The earliest reference to Mardi Gras "Carnival" appears in a 1781 report to the Spanish colonial governing body. That year, the Perseverance Benevolent & Mutual Aid Association was the first of hundreds of clubs and carnival organizations formed in New Orleans.


By the late 1830s, New Orleans held street processions of maskers with carriages and horseback riders to celebrate Mardi Gras. Dazzling gaslight torches, or "flambeaux," lit the way for the krewe's members and lent each event an exciting air of romance and festivity. 


In 1856, six young Mobile natives formed the Mistick Krewe of Comus, invoking John Milton's hero Comus to represent their organization. 

Comus brought magic and mystery to New Orleans with dazzling floats (known as tableaux cars) and masked balls. Krewe members remained anonymous.




In 1870, Mardi Gras' second Krewe, the Twelfth Night Revelers, was formed. 

This is also the first recorded account of Mardi Gras "throws."

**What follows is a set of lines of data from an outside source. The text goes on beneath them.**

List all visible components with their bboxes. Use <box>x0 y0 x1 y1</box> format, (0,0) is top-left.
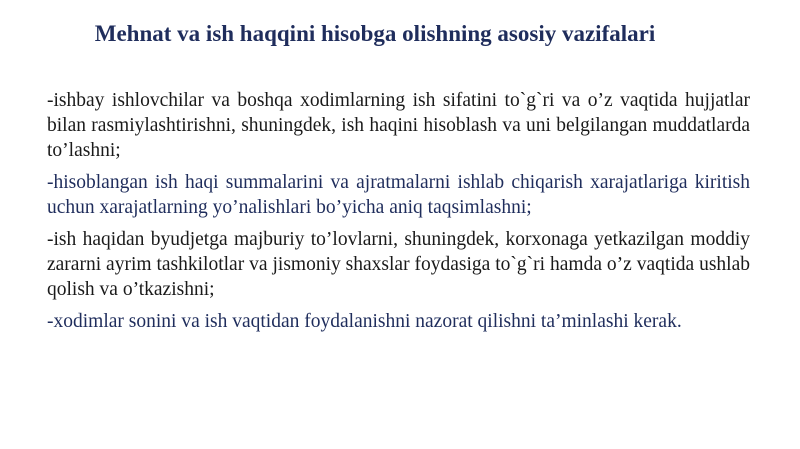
paragraph-2: -hisoblangan ish haqi summalarini va ajratmalarni ishlab chiqarish xarajatlariga kiritish uchun xarajatlarning yo’nalishlari bo’yicha aniq taqsimlashni; <box>47 172 750 218</box>
paragraph-1: -ishbay ishlovchilar va boshqa xodimlarning ish sifatini to`g`ri va o’z vaqtida hujjatlar bilan rasmiylashtirishni, shuningdek, ish haqini hisoblash va uni belgilangan muddatlarda to’lashni; <box>47 90 750 161</box>
paragraph-4: -xodimlar sonini va ish vaqtidan foydalanishni nazorat qilishni ta’minlashi kerak. <box>47 311 682 332</box>
paragraph-3: -ish haqidan byudjetga majburiy to’lovlarni, shuningdek, korxonaga yetkazilgan moddiy zararni ayrim tashkilotlar va jismoniy shaxslar foydasiga to`g`ri hamda o’z vaqtida ushlab qolish va o’tkazishni; <box>47 229 750 300</box>
slide-title: Mehnat va ish haqqini hisobga olishning asosiy vazifalari <box>94 21 656 46</box>
slide-body <box>47 88 750 341</box>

Newspapers began to announce Mardi Gras events in advance, and they even printed "Carnival Edition" lithographs of parades' fantastic float designs (after they rolled, of course - themes and floats were always carefully guarded before the procession). 

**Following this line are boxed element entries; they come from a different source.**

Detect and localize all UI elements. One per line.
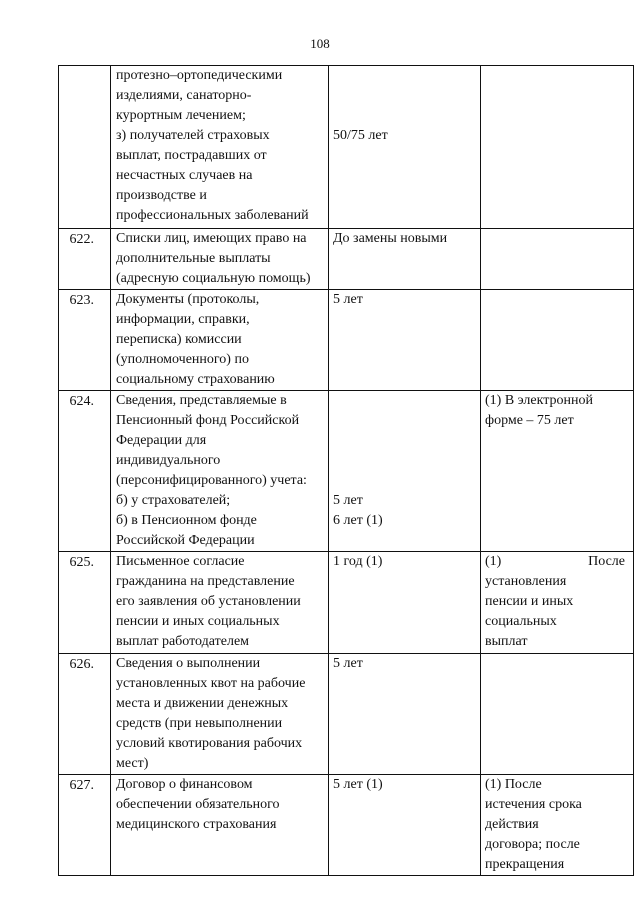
title-line: пенсии и иных социальных bbox=[116, 614, 280, 629]
title-line: (адресную социальную помощь) bbox=[116, 271, 311, 286]
note-line: (1) В электронной bbox=[485, 393, 594, 408]
note-line: действия bbox=[485, 817, 539, 832]
retention-table bbox=[58, 65, 634, 876]
row-term bbox=[329, 66, 481, 229]
table-row bbox=[59, 775, 634, 876]
title-line: переписка) комиссии bbox=[116, 332, 242, 347]
term-line: 6 лет (1) bbox=[333, 513, 383, 528]
title-line: (уполномоченного) по bbox=[116, 352, 249, 367]
note-marker: (1) bbox=[485, 554, 502, 569]
row-note bbox=[481, 290, 634, 391]
term-line: 1 год (1) bbox=[333, 554, 383, 569]
row-note bbox=[481, 654, 634, 775]
note-line: (1) После bbox=[485, 777, 542, 792]
row-term bbox=[329, 654, 481, 775]
row-number: 624. bbox=[59, 391, 111, 552]
title-line: производстве и bbox=[116, 188, 207, 203]
table-row bbox=[59, 654, 634, 775]
row-number: 626. bbox=[59, 654, 111, 775]
table-row bbox=[59, 229, 634, 290]
title-line: изделиями, санаторно- bbox=[116, 88, 252, 103]
title-line: (персонифицированного) учета: bbox=[116, 473, 307, 488]
title-line: социальному страхованию bbox=[116, 372, 275, 387]
term-line: 5 лет bbox=[333, 292, 363, 307]
row-term bbox=[329, 775, 481, 876]
note-word: После bbox=[588, 554, 625, 569]
title-line: информации, справки, bbox=[116, 312, 250, 327]
table-row bbox=[59, 290, 634, 391]
row-title bbox=[111, 775, 329, 876]
row-note bbox=[481, 66, 634, 229]
table-row bbox=[59, 391, 634, 552]
title-line: индивидуального bbox=[116, 453, 221, 468]
note-line: социальных bbox=[485, 614, 557, 629]
row-title bbox=[111, 66, 329, 229]
title-line: места и движении денежных bbox=[116, 696, 289, 711]
note-line: пенсии и иных bbox=[485, 594, 574, 609]
row-term bbox=[329, 552, 481, 654]
row-term bbox=[329, 290, 481, 391]
row-number bbox=[59, 66, 111, 229]
row-title bbox=[111, 290, 329, 391]
title-line: Письменное согласие bbox=[116, 554, 245, 569]
term-line: 5 лет bbox=[333, 656, 363, 671]
title-line: мест) bbox=[116, 756, 149, 771]
row-number: 625. bbox=[59, 552, 111, 654]
title-line: курортным лечением; bbox=[116, 108, 246, 123]
title-line: выплат, пострадавших от bbox=[116, 148, 267, 163]
title-line: Пенсионный фонд Российской bbox=[116, 413, 300, 428]
title-line: Списки лиц, имеющих право на bbox=[116, 231, 307, 246]
row-note bbox=[481, 391, 634, 552]
title-line: Российской Федерации bbox=[116, 533, 255, 548]
title-line: з) получателей страховых bbox=[116, 128, 270, 143]
title-line: б) в Пенсионном фонде bbox=[116, 513, 257, 528]
row-title bbox=[111, 229, 329, 290]
title-line: средств (при невыполнении bbox=[116, 716, 283, 731]
title-line: профессиональных заболеваний bbox=[116, 208, 309, 223]
table-row bbox=[59, 552, 634, 654]
row-term bbox=[329, 391, 481, 552]
title-line: гражданина на представление bbox=[116, 574, 295, 589]
page-number: 108 bbox=[310, 36, 330, 51]
title-line: медицинского страхования bbox=[116, 817, 277, 832]
title-line: Договор о финансовом bbox=[116, 777, 253, 792]
row-number: 622. bbox=[59, 229, 111, 290]
row-title bbox=[111, 654, 329, 775]
term-line: До замены новыми bbox=[333, 231, 448, 246]
row-note bbox=[481, 775, 634, 876]
title-line: Федерации для bbox=[116, 433, 207, 448]
title-line: протезно–ортопедическими bbox=[116, 68, 283, 83]
term-line: 5 лет bbox=[333, 493, 363, 508]
title-line: Документы (протоколы, bbox=[116, 292, 260, 307]
note-line: договора; после bbox=[485, 837, 580, 852]
table-row bbox=[59, 66, 634, 229]
title-line: установленных квот на рабочие bbox=[116, 676, 306, 691]
term-line: 5 лет (1) bbox=[333, 777, 383, 792]
note-line: установления bbox=[485, 574, 567, 589]
note-line: форме – 75 лет bbox=[485, 413, 574, 428]
row-title bbox=[111, 391, 329, 552]
title-line: б) у страхователей; bbox=[116, 493, 231, 508]
title-line: Сведения о выполнении bbox=[116, 656, 261, 671]
note-line bbox=[485, 552, 631, 572]
title-line: несчастных случаев на bbox=[116, 168, 253, 183]
row-term bbox=[329, 229, 481, 290]
row-note bbox=[481, 552, 634, 654]
note-line: истечения срока bbox=[485, 797, 582, 812]
row-number: 623. bbox=[59, 290, 111, 391]
row-title bbox=[111, 552, 329, 654]
note-line: прекращения bbox=[485, 857, 565, 872]
title-line: обеспечении обязательного bbox=[116, 797, 280, 812]
title-line: его заявления об установлении bbox=[116, 594, 301, 609]
title-line: дополнительные выплаты bbox=[116, 251, 271, 266]
title-line: выплат работодателем bbox=[116, 634, 250, 649]
row-note bbox=[481, 229, 634, 290]
title-line: условий квотирования рабочих bbox=[116, 736, 303, 751]
title-line: Сведения, представляемые в bbox=[116, 393, 287, 408]
row-number: 627. bbox=[59, 775, 111, 876]
term-line: 50/75 лет bbox=[333, 128, 388, 143]
note-line: выплат bbox=[485, 634, 528, 649]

At first, these reproductions were small, and details could not be clearly seen. 


But beginning in 1886 with Proteus' parade "Visions of Other Worlds," these chromolithographs could be produced in full, saturated color, doing justice to the float and costume designs of Carlotta Bonnecase, Charles Briton and B.A. Wikstrom.

 

Each of these designers' work was brought to life by talented Parisian paper-mache' artist Georges Soulie', who for 40 years was responsible for creating all of Carnival's floats and processional outfits.





1872 was the year that a group of businessmen invented a King of Carnival, Rex, to preside over the first daytime parade. 

To honor the visiting Russian Grand Duke Alexis Romanoff, the businessmen introduced Romanoff's family colors of purple, green and gold as Carnival's official colors. 

Purple stands for justice; gold for power; and green for faith. 


This was also the Mardi Gras season that Carnival's improbable anthem, "If Ever I Cease to Love," was cemented, due in part to the Duke's fondness for the tune.


The following year, floats began to be constructed entirely in New Orleans instead of France, culminating with Comus' magnificent "The Missing Links to Darwin's Origin of Species," in which exotic paper-mache' animal costumes served as the basis for Comus to mock both Darwin's theory and local officials, including Governor Henry Warmoth. 


In 1875, Governor Warmoth signed the "Mardi Gras Act," making Fat Tuesday a legal holiday in Louisiana, which it still is.

Like Comus and the Twelfth Night Revelers, most Mardi Gras krewes today developed from private social clubs with restrictive membership policies. Since all of these parade organizations are completely funded by their members, New Orleanians call it the "Greatest Free Show on Earth!"






Mardi Gras Officially Begins January 6


Buckwheat Zydeco 


This legendary entertainer and musician knew how to party.

We miss Buckwheat Zydeco, but his talent lives on.

With that, Mardi Gras begins January 6 and ends on Fat Tuesday February 17.